調べたことを順番に説明すると、難しい顔をして聞いていたディケンズが深く頷いた。

「ペルフェクトス、な。不穏な名前じゃ。魔法陣の大きさは200メートルか。それだけ様々な方面から縛り付けてどうにか封じ込めたというわけだな。ではワシの方じゃが……コーディは、超古代魔法王国がどうして滅びたのか知っているか?」

話題が突然変わったが、これからの話に関係のあることなのだろう。記憶を探り、コーディは口を開いた。


「確か、いくつか説があったかと。致死率の高い伝染病、急な寒冷化による食料不足、地震や嵐のような災害が立て続けに来たことによる崩壊、大規模なスタンピードあたりが有力ですね」

「いずれにせよ、人が対処するには限界のあるものじゃな。石碑にはその原因が、魔獣だと書いてあった」

「魔獣ですか?なら、スタンピードでしょうか」


ディケンズは、首を左右に振った。

「六魔駕獣じゃよ」


六魔駕獣とは、六体の巨大な魔獣のことだ。勇者が仲間と一緒に冒険するおとぎ話の敵である。

5体はそれぞれ魔法の1属性を司っていて、魔法の説明にも使われる絵本になっていたはずだ。
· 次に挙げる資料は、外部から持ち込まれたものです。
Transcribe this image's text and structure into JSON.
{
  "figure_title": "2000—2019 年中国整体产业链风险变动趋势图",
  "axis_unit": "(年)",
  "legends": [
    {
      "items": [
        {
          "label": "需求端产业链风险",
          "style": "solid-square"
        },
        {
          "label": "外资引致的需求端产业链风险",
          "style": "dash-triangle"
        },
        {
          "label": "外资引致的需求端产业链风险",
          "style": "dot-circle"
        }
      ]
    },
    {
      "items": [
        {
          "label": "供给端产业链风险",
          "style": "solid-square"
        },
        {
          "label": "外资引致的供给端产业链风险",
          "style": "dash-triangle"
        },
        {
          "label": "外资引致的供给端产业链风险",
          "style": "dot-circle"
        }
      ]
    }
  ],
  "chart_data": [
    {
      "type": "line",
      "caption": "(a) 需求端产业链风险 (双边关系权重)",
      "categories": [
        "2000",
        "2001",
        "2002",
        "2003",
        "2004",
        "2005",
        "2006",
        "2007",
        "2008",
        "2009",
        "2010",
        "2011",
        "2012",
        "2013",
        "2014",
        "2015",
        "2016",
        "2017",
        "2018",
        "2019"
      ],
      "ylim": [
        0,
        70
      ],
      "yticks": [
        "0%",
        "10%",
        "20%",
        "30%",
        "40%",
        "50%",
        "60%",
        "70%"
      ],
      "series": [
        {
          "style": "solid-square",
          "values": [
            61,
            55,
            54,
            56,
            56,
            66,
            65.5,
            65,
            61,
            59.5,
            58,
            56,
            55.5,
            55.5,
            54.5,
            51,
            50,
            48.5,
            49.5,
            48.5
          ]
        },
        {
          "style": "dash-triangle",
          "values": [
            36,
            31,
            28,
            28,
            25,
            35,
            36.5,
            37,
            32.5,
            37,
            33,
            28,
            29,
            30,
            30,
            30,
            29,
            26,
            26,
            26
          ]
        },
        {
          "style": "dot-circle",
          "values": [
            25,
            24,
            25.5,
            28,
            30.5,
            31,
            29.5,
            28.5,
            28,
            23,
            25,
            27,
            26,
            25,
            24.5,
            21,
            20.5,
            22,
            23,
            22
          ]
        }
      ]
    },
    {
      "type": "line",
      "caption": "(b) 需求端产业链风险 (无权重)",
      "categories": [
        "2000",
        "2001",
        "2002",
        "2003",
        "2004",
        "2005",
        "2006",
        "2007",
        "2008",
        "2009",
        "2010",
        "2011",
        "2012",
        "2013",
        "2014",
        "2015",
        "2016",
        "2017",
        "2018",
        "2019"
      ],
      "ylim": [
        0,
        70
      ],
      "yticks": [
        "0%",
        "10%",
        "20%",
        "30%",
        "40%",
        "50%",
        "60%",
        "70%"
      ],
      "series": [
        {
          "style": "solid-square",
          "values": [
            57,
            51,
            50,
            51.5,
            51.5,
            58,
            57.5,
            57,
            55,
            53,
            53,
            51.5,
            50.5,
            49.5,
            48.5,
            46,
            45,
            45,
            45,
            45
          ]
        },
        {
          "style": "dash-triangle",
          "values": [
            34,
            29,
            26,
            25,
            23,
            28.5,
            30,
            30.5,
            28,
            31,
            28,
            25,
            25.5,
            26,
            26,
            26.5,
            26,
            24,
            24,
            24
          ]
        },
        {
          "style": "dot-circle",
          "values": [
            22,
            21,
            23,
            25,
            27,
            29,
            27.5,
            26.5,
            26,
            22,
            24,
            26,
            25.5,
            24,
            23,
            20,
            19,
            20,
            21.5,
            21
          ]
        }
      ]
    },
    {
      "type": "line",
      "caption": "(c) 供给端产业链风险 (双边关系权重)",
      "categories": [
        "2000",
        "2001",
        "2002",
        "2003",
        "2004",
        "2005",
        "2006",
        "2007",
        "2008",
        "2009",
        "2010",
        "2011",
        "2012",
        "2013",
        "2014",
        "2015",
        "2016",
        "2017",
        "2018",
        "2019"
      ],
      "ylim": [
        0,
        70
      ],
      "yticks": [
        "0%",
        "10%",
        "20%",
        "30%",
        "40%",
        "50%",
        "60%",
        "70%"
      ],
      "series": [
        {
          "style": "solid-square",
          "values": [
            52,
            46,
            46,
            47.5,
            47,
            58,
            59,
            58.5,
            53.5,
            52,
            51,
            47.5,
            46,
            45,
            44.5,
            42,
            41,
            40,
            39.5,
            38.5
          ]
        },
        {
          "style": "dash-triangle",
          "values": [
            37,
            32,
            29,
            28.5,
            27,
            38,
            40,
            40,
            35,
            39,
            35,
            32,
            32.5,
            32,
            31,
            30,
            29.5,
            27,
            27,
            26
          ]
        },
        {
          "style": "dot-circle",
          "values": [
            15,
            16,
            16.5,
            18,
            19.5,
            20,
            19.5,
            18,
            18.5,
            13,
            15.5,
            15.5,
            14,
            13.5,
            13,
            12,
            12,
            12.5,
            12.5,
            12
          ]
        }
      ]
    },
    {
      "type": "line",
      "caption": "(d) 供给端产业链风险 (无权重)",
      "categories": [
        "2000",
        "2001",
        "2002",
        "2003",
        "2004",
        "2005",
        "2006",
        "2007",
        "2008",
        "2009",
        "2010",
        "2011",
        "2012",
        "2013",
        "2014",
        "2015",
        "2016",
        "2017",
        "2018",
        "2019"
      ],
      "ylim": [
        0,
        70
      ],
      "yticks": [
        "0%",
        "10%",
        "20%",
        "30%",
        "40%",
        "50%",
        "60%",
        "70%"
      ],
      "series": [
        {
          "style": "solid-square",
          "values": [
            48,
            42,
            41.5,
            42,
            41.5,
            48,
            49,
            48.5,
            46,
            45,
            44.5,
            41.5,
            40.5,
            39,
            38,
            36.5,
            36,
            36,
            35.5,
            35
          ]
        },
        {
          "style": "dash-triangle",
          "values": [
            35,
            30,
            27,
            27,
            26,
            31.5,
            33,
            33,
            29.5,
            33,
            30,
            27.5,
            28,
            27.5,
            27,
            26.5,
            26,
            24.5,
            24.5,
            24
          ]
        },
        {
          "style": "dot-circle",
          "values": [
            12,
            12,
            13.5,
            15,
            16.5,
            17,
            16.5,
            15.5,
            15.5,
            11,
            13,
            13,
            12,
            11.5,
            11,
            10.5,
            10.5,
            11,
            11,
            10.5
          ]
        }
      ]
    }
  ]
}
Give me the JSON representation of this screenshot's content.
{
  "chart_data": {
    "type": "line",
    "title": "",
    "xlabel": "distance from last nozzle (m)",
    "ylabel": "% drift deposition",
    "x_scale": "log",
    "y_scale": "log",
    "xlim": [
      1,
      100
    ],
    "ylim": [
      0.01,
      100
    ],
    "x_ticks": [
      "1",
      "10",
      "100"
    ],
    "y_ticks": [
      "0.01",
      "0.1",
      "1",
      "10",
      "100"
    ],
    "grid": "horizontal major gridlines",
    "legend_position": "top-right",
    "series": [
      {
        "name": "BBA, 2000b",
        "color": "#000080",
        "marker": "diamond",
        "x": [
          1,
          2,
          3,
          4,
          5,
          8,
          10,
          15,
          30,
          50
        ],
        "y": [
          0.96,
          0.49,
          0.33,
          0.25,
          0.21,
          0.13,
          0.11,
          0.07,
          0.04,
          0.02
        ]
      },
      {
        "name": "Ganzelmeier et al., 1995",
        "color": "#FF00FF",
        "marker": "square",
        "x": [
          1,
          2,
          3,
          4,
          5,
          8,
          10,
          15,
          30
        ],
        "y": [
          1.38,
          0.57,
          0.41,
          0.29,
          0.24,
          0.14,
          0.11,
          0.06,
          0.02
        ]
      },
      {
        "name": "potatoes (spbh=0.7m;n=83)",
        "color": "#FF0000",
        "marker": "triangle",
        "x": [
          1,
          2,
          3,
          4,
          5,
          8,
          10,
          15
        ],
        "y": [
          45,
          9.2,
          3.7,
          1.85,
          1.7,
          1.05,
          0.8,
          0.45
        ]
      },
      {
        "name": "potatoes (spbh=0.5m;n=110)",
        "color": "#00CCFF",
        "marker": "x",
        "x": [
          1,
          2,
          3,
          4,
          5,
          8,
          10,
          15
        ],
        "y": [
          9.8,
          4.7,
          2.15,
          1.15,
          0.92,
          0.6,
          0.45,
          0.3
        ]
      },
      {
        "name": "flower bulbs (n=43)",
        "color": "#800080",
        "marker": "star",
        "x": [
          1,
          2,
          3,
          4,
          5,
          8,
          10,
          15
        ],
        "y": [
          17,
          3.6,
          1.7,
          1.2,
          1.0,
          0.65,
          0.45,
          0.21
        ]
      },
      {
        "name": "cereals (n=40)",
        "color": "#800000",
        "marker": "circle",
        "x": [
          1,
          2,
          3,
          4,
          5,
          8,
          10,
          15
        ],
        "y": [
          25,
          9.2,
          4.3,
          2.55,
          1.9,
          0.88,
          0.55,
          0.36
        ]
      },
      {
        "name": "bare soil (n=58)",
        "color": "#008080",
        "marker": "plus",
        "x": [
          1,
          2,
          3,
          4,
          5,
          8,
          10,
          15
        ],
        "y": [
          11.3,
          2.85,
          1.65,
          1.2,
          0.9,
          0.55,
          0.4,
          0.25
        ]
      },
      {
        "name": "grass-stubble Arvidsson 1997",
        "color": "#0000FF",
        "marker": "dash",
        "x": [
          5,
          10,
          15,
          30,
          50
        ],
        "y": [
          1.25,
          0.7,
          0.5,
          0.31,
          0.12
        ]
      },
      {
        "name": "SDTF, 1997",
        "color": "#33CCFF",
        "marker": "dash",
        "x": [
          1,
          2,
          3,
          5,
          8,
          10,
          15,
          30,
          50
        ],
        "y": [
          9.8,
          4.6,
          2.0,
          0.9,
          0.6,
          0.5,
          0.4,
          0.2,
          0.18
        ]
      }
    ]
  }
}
最後の魔獣は全部の属性を持っており、5人の仲間と力を合わせて倒すというような話だったと思う。そこからお友達と仲良くしましょうとかそういう教えにつなげるのだろうが、今はそういう話ではない。


「石碑には、なんと書かれていたんですか?」

「簡単にまとめると、『超古代魔法王国を滅ぼした六魔駕獣の最後の一体がここにいる。封じたのは超古代魔法王国の生き残った魔法使いであり、彼らは命をかけて魔法陣を彫った。その後、生き残った魔法使いが六魔駕獣を封じた場所に散って封印を守るようになった』とあった」

「ということは」

「あぁ。多分、コーディが見てきたプラーテンスの魔獣の森もその一つじゃろう。ほかの4箇所も、確認する必要がある」


アレンシー海洋国の禁足地の島と、ロスシルディアナ帝国の北の荒地、ゲミルゲ山岳地帯の岩山、コルニキュラータ首長国の火山だ。

広い大陸のあちこちに散らばっている。

「封印を守っていたのは――」

「今はもう忘れ去られているか、単純な禁足地となっているようだな。各地の王族や貴族、一部の部族がその役を担っていたのだろう。その証拠に、子孫である彼らは一様に他よりも魔力が多い」


なるほど、とコーディは頷いた。

嫌な予感がまとわりつくように感じ、机に並んだ石碑の文字の写しと赤い岩の魔法陣の写しを睨みつけた。